Australian stocks are gaining for the first time in six years and further expansions by the local market will largely hinge on overseas factors as research group Lincoln Indicators released a new study showing listed companies that deemed financially healthy surge in the six months leading to December.

According to AAP, Lincoln's Health of the Market report showed that financially sound companies increased by 22 percent in the first half of 2009, which is the first upward movement seen since 2004 as four percent of stocks are given satisfactory ratings.

Lincoln said that improvements were ushered by a lift in the overall market in the mid-part of 2009, where many companies experienced better income results as recovery from the global financial crisis slowly unravelled.

With recovery underway, companies with financial issues improved to 12 percent from 16 percent of total stocks as Lincoln chief executive Elio D'Amato stressed that most of the so-called unhealthy companies were reduced to those engaged in the resource-based industry.

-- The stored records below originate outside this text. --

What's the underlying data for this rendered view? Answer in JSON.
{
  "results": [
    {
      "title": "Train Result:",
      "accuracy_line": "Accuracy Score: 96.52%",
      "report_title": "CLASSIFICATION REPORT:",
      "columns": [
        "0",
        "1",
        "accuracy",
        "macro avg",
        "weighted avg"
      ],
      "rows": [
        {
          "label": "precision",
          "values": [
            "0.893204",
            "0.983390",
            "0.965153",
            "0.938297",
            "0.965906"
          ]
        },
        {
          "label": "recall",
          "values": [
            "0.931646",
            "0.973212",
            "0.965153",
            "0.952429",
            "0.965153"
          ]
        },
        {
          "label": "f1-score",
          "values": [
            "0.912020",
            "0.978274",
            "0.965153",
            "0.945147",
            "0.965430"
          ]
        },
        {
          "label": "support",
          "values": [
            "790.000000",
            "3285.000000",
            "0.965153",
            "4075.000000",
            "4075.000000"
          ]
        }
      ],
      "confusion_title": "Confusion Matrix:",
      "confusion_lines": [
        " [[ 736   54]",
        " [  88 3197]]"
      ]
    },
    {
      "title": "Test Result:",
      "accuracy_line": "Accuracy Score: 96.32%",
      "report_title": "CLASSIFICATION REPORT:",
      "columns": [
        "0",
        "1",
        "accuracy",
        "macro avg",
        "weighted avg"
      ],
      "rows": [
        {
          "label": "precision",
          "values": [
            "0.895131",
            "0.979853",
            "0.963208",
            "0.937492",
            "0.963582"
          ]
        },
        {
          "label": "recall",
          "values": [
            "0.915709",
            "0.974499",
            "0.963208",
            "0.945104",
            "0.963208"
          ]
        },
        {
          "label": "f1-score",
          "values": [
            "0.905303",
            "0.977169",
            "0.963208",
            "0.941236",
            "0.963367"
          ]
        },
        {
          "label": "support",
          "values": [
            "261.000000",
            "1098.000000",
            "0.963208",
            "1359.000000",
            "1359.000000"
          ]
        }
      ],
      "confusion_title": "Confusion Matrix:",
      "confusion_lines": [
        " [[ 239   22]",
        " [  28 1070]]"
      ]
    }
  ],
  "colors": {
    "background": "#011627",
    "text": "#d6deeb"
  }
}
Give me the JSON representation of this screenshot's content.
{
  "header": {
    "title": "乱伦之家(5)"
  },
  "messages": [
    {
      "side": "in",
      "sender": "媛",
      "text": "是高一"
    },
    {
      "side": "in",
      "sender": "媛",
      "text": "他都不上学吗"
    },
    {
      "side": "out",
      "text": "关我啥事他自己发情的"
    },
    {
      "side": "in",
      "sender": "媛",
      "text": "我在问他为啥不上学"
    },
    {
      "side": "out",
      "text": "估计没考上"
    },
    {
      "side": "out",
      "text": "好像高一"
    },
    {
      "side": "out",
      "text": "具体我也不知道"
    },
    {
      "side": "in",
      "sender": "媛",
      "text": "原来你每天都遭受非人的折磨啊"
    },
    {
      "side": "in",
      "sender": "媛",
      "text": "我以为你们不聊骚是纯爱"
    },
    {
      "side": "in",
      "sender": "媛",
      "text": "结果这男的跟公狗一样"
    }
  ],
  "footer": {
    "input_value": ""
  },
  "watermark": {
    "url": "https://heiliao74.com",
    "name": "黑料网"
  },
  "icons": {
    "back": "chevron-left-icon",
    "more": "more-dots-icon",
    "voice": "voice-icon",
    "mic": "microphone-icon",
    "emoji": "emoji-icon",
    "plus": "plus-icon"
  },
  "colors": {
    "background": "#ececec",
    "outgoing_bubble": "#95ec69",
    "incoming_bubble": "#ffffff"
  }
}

He argued that mining exploration firms that trade on ASX are not necessarily generating any revenues, which "inherently exposed them to higher than acceptable levels of financial risk."

The report, however, issued warning that the rest of 2010 would be hardly favourable for the Australian share market as Lincoln adopted a wary stand on several global factors that could impact the country's economic outlook.

Mr D'Amato aired his deep concerns on the prospect that the sovereign debt issue in Greece would spill over worldwide and hurt investor confidence in the global market, including that of Australia.

He added that the country's over reliance on the economic boom in China could expose many Australian companies once the bubble burst, which the International Monetary Fund (IMF) has earlier cited as a not-too-far possibility.

Mr D'Amato told AAP that the bottom line is, while the country may indeed be gaining domestically, "there obviously remain a number of global issues which are still weighing on our domestic bourse."